La Chine a évidemment un énorme potentiel si on se place sur un horizon de 10 ou 15 ans, mais cela n'empêche pas qu'il puisse y avoir des "crises de croissance" brutales associées à une expansion trop rapide du crédit.
3) La valorisation des marchés US
Les marchés US sont largement surévalués si on se place dans une perspective historique de long terme : les rendements moyens du SP500 sont à 2,1 % et le PER autour de 20 (en tenant compte des prévisions optimistes des analystes).
4) Ma démarche pour 2010
Il ne s'agit en aucun cas d'une recommandation à me suivre, chaque épargnant étant un cas particulier avec ses objectifs propres.
Elle restera proche de celle de 2009 et très prudente, la situation actuelle ne m'incitant absolument pas à passer à l'achat sur les marchés dans une optique de long terme, le risque d'un retour à une situation de forte récession restant très important (il y a un précédent sur la période 1980-1982, où l'économie avait replongé après une courte embellie et une fausse sortie de récession en 1981).  Je ne vois en tout cas aucune raison pour le moment de modifier mes objectifs de moyen/long terme (retour des indices au niveau du début des années 1990, soit 3000 pts sur le DOW et 1500-1700 sur le CAC d'ici 2 à 3 ans).

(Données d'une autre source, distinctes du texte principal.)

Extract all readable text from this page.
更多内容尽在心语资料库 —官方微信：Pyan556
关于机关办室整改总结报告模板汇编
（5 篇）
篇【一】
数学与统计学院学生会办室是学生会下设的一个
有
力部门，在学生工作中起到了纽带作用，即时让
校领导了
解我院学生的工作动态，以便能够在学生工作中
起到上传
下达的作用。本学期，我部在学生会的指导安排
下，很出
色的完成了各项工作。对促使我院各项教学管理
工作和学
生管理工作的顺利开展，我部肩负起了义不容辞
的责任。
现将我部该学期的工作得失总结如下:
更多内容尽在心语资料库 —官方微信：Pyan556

Donc il y aura toujours une grande place accordée au cash, quelques positions baissières uniquement en présence de signaux clairs sur les indicateurs de sentiment de marché, et éventuellement quelques positions acheteuses de valeurs décotées si l'occasion se présente.
Voyons cela plus en détail :
Immobilier :
Poursuite de la baisse en France, les prix restant fortement surévalués (voir la courbe de Friggit) et la baisse des prix devrait se poursuivre plusieurs années.
De façon générale, il vaut mieux rester à l'écart du marché, à moins de trouver une opportunité réelle (rendement locatif d'au moins 8%).
Actions
Nous avons vu dans un article précédent que les indicateurs de sentiment de marché de moyen et long terme sont à des niveaux très élevés, ce qui indique un risque de correction ou même de retournement plus durable si les économies se retournent. Là encore, de façon générale et dans une optique long terme, il vaut mieux rester à l'écart.
Quelques achats de valeurs offrant une décote importante sur actif tangible et un bilan solide sont envisageables sur repli (cela fera sans doute l'objet d'articles à venir).
matières premières, BRICS
Le Baltic dry index ne progresse plus depuis juin 2009, et les menaces associées à la bulle de crédit chinoise font peser sur ce secteur une menace importante, d'autant que le rebond a été déjà important en 2009. Donc il faudra être très sélectif, et se contenter de valeurs solides, avec un rendement sur dividende important (> 6%) capable d'offrir un parachute en cas de retournement.
Pour les pays émergents, l'Inde semble moins dangereuse que la Chine  pour  les deux ans à venir,  son modèle de croissance étant moins exposé aux exportations et moins dépendant du crédit pour le moment.
positions baissières.
Malgré le rebond en cours, je reste franchement baissier à moyen long terme sur les indices.
Donc je tenterai sans doute au cours de l'année à venir des swings spéculatifs à la baisse, tout en étant très sélectif sur les entrées (la possibilité d'une prolongation de la reprise en cours ne peut être écartée, vu les éléments haussiers cités plus haut, au delà du T4 2009 qui devrait être bon aux USA avec une croissance du PIB prévue entre 2,3 et 3,3%).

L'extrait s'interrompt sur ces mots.